Genau das war Hannes in diesem Moment wieder einmal zum Verhängnis geworden.
Er hatte lange dagegen angekämpft, war ihr immer wieder ausgewichen. Er hatte den Unwissenden, Naiven, Zerstreuten gemimt, auf Zeit gespielt, andere Termine ins Spiel gebracht, sogar eine ansteckende Krankheit vorgegaukelt. Aber sie wollte partout nicht aufgeben, war ausdauernd, mit einer ausgeklügelten Taktik ausgestattet und schien nie den Glauben an ihr Vorhaben zu verlieren. Sie hieß Silke und kam Hannes vor wie ein Team aus den Niederungen der Tabelle, das durch bedingungslosen Willen und Einsatz am Ende Jahr für Jahr den Kopf aus der Schlinge zog und den Klassenerhalt schaffte. Was für den Vfl Bochum der Klassenerhalt war, bedeutete für sie ein Date mit James Duncan.
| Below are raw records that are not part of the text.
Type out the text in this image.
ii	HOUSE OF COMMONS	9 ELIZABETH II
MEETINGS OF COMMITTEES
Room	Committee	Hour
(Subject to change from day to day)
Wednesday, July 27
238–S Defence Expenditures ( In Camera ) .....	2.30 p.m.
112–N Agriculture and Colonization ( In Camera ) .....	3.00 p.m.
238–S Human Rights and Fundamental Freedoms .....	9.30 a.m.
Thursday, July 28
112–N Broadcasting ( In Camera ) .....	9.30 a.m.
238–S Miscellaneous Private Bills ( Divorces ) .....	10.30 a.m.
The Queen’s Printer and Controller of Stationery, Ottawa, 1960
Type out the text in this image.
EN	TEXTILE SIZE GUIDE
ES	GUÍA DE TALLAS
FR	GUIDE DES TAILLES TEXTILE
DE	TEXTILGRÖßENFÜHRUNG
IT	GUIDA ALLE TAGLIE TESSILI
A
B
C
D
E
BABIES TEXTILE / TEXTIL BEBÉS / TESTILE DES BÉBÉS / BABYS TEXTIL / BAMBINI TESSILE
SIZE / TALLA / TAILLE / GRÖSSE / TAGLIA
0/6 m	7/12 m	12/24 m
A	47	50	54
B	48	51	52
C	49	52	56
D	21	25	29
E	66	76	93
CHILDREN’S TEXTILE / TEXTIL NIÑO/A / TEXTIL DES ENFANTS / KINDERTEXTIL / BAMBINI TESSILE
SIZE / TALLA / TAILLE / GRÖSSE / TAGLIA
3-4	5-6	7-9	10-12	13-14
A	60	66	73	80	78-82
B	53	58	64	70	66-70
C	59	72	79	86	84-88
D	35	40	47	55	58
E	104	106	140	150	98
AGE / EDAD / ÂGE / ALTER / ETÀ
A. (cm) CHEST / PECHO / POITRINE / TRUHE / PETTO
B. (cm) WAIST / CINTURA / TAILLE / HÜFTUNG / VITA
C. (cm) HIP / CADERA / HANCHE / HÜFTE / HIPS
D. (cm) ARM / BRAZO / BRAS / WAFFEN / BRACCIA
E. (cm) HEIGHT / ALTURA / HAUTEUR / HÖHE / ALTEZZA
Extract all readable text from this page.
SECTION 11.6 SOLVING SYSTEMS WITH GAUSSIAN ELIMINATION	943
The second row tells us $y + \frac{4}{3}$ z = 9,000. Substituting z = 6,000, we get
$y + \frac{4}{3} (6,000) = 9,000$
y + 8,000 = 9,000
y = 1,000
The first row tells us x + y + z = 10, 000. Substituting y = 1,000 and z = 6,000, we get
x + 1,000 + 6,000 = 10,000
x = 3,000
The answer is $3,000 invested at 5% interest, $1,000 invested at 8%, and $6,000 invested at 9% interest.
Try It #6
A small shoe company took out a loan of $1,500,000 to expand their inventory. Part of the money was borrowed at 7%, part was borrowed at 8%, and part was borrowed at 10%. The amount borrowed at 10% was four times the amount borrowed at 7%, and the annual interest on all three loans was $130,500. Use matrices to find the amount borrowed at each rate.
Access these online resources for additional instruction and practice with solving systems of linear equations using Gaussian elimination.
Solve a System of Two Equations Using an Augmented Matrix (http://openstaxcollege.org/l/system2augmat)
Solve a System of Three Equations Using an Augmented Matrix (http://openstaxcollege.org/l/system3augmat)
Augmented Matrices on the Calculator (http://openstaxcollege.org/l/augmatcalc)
Als ihm seine Kollegin erzählte, sie sei aus Hannover nach Bremen gezogen, ignorierte er allerdings seine Prinzipien. Sein Werder-Wissen förderte sofort eine ungeheuer kostbare Information zutage, die ihn bei konsequenter Vorgehensweise damit segnen konnte, sich dem Klammergriff dieser Frau zu entziehen.
„Werder spielt am Wochenende gegen Hannover!“, hatte er eher beiläufig formuliert und dabei so getan, als würde er wichtige Daten in seinem Laptop abrufen. Ohne hinzusehen hatte er sofort gespürt, dass sie ihren Kopf zu ihm gedreht hatte.
„Das weiß ich und ich werde im Stadion sein. Ich bin ein ganz eingefleischter 96-Fan!“
Besser hätte es nicht laufen können.
Der Fußballgott hatte also die Karten gemischt und ihm ein todsicheres Blatt gegeben. Die Fakten besagten nichts anderes, als dass in den bisherigen Heimbegegnungen der zwölf gemeinsamen Bundesligajahre mit 96 für Werder drei Unentschieden und neun Siege zu Buche standen. Niederlagen? Fehlanzeige! Hannover war ein Aufsteiger, das Hinspiel hatte 4:4 geendet, wobei Werder nach 67 Minuten durch ein Tor von Joe-le-chef-Micoud zum 4:2 bereits wie der sichere Sieger ausgesehen hatte. Nur durch eigene Nachlässigkeit und einen Doppelschlag von Bobi
binnen drei Minuten hatte man sich kurz vor Schluss doch noch die Butter vom Brot nehmen lassen. Aber dieses Remis war wohl Ansporn genug, um die Sache jetzt wieder geradezurücken. Das und die Heimbilanz von neun Siegen, drei Unentschieden und null Niederlagen.